The attorney general's office asked justices to lift a stay blocking Thursday's scheduled execution of Torrey Twane McNabb, 40.
A lawyer for McNabb has argued that it would be wrong to carry out the execution over the objections of the 11th U.S. Circuit Court of Appeals, which has ordered a review of his legal challenge of the state's execution method.
"The State has no protectable interest in an unconstitutional execution," McNabb's attorney John Palombi wrote in a response filed Thursday with the U.S. Supreme Court.
McNabb was convicted in the 1997 shooting death of Montgomery police Officer Anderson Gordon. Prosecutors say McNabb, while fleeing a bail bondsmen, walked up and shot Gordon five times while the officer was sitting in his parked patrol car.

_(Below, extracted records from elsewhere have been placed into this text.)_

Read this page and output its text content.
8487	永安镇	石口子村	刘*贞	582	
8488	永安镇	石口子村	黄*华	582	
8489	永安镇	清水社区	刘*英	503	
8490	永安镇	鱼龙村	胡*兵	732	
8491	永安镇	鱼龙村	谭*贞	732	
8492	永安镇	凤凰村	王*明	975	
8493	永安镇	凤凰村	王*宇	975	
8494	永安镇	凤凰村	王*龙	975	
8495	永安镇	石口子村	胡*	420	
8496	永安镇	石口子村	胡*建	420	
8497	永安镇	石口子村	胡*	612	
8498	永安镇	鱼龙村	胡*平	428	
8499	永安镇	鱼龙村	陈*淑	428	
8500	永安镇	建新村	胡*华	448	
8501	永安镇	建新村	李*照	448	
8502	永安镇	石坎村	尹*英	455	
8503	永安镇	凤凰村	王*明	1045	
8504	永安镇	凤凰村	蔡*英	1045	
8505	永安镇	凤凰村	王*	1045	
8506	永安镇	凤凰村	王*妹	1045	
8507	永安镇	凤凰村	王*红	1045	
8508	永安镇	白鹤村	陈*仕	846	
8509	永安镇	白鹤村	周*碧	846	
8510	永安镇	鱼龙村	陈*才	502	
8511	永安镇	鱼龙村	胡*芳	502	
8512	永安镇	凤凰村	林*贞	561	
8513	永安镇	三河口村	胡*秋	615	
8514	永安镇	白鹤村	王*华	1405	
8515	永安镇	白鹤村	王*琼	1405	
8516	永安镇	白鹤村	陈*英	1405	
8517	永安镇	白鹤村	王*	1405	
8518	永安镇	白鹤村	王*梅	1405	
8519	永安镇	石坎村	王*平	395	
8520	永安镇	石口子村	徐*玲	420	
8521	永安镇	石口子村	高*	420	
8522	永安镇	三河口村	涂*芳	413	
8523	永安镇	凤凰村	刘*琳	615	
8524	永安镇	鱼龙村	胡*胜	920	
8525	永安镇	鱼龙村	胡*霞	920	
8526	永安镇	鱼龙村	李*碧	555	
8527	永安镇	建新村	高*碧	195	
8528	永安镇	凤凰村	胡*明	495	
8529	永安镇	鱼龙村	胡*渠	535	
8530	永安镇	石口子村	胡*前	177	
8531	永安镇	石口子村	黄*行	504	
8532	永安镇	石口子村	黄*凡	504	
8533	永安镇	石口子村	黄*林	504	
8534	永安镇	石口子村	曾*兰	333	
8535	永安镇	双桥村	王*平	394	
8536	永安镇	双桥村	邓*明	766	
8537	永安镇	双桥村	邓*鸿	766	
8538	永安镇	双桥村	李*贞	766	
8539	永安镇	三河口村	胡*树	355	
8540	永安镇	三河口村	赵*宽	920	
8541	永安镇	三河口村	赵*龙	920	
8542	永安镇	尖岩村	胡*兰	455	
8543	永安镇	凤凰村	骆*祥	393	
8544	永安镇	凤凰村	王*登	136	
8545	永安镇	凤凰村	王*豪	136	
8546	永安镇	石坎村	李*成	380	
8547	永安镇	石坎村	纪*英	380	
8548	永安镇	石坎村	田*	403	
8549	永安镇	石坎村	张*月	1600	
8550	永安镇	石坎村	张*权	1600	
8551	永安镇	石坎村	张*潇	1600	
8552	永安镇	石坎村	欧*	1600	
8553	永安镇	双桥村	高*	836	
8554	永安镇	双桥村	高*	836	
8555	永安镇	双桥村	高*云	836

McNabb and several other inmates have challenged the state's use of midazolam at the start of lethal injections, arguing that it violates Eighth Amendment protections against cruel and unusual punishment because the sedative would not reliably render them unconscious before other drugs stopped their lungs and heart.
The 11th Circuit last month said a federal judge prematurely dismissed their lawsuit, and ordered the judge to hold additional proceedings. The judge later stayed McNabb's execution, and an appellate panel upheld the stay on Wednesday.
The attorney general's office argued to justices have allowed multiple executions to proceed using the sedative midazolam and that McNabb presents "nothing new" to justify halting the execution.
"Alabama has already carried out four executions using this protocol. Three of those executed inmates were co-plaintiffs in this case, and their stay requests were denied by both this Court and the Eleventh Circuit," the attorney general's office wrote in the Wednesday night court filing.